Alleine steht die junge Politbewegung in den wirtschaftsfreundlichen Kreisen jedoch nicht da. Im «Wirtschaftskomitee für verantwortungsvolle Unternehmen» sitzen knapp 200 Unternehmerinnen und Unternehmer, die sich für die Vorlage starkmachen. Im «Bürgerlichen Komitee für Konzernverantwortung» stehen zahlreiche Mitglieder von bürgerlichen Parteien für die Initiative ein.

Das Hauptargument des bürgerlichen Komitees: Freiheit und Verantwortung sind ohneeinander undenkbar. Diesem Credo schliesst sich die Operation Libero an. «Freiheit und Verantwortung sind in einer liberalen Wirtschaftsordnung untrennbar miteinander verknüpft», schreibt sie in einer Mitteilung.

Auch marktwirtschaftliche Gründe würden für die Annahme der Initiative sprechen. So sorge der Staat für einen funktionierenden Wettbewerb, indem er Regeln für die Konzernverantwortung festlege. Schliesslich stärke die Kovi die Reputation der Schweizer Konzerne und des Wirtschaftsstandorts Schweiz.

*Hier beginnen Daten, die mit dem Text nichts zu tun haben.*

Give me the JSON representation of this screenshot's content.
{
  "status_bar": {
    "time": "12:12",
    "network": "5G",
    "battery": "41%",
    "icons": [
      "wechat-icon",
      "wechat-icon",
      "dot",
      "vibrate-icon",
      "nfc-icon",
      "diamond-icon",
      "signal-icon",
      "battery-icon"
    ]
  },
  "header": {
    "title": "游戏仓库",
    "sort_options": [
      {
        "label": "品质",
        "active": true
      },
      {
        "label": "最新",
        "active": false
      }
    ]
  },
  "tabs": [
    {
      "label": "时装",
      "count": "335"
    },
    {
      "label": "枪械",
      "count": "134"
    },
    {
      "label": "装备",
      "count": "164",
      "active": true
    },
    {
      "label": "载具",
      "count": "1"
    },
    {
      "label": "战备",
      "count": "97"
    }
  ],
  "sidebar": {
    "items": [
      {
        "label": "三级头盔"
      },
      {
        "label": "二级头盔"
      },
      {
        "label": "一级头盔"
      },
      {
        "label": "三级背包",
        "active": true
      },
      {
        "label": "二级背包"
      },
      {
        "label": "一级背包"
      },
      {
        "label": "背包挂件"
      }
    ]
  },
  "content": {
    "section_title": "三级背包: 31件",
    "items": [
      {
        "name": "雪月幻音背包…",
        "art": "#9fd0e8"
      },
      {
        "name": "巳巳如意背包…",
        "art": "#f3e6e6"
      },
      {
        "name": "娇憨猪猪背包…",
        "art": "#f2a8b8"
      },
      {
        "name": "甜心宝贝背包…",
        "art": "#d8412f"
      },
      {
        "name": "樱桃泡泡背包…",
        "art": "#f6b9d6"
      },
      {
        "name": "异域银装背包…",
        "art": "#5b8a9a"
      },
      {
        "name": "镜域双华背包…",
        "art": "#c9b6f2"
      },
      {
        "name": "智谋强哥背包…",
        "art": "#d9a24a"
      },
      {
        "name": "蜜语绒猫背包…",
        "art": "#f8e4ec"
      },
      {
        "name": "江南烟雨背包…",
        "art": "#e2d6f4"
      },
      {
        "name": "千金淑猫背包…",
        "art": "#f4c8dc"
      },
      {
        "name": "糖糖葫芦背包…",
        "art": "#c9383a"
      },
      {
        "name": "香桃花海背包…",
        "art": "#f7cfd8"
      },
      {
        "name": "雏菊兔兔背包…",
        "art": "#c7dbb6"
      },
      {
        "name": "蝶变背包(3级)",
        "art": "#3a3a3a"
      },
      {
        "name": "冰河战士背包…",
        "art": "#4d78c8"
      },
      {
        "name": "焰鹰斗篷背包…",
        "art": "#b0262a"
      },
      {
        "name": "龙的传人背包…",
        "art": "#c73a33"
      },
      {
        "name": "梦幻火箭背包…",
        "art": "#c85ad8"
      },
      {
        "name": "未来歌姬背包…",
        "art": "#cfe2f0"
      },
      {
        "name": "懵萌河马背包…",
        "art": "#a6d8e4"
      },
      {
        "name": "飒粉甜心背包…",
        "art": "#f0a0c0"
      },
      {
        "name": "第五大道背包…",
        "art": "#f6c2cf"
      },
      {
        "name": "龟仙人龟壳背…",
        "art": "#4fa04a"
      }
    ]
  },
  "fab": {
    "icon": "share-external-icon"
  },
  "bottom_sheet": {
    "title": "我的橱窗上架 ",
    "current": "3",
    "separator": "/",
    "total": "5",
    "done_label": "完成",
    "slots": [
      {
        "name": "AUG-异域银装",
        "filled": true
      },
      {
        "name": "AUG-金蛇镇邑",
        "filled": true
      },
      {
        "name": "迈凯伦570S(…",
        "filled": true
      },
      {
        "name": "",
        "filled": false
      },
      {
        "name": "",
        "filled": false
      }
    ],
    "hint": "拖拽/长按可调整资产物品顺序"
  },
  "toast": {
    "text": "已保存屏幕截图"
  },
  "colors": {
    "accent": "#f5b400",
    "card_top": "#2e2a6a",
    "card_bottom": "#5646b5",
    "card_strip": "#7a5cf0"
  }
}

Economiesuisse warnt vor Gefährdung des Wohlstandes

Das heisst: Statt der Wirtschaft zu schaden, verbessere die Initiative ihren Ruf und ihre Anerkennung, findet die Operation Libero. Das will die Economiesuisse so nicht gelten lassen. Dort bezeichnet man das Anliegen zwar als berechtigt, die Umsetzung jedoch als zu extrem.

Die geplanten Haftungsnormen sind in den Augen des Wirtschaftsdachverbands weltweit einzigartig und würden die Schweizer Unternehmen gegenüber der ausländischen Konkurrenz benachteiligen. Damit gefährde die Kovi zahlreiche Arbeitsplätze und den Wohlstand in der Schweiz. Ähnlich sieht das der Bundesrat. 

Wird die Initiative abgelehnt, tritt automatisch der indirekte Gegenvorschlag in Kraft, der auch von den Wirtschaftsverbänden unterstützt wird. Statt Haftungsregelungen sieht dieser Berichterstattungspflichten für bestimmte Unternehmen vor. 

Neue Linien in der Politlandschaft

Den Leuten der Operation Libero reicht das aber nicht. Für sie bedeutet Wirtschaftsfreundlichkeit, dass Menschenrechte und Umweltschutz hochgehalten werden. Höher als zusätzliche staatliche Vorschriften.

Auch die Verrechtlichung, vor der die Wirtschaftsverbände warnen, genügt der Operation Libero als Argument nicht. Somit zieht die junge Organisation neue politische Linien in der Schweizer Politlandschaft: Wirtschaftlichkeit ist ihrer Ansicht nach immer auch im Einklang mit Umweltschutz und Menschenrechten möglich.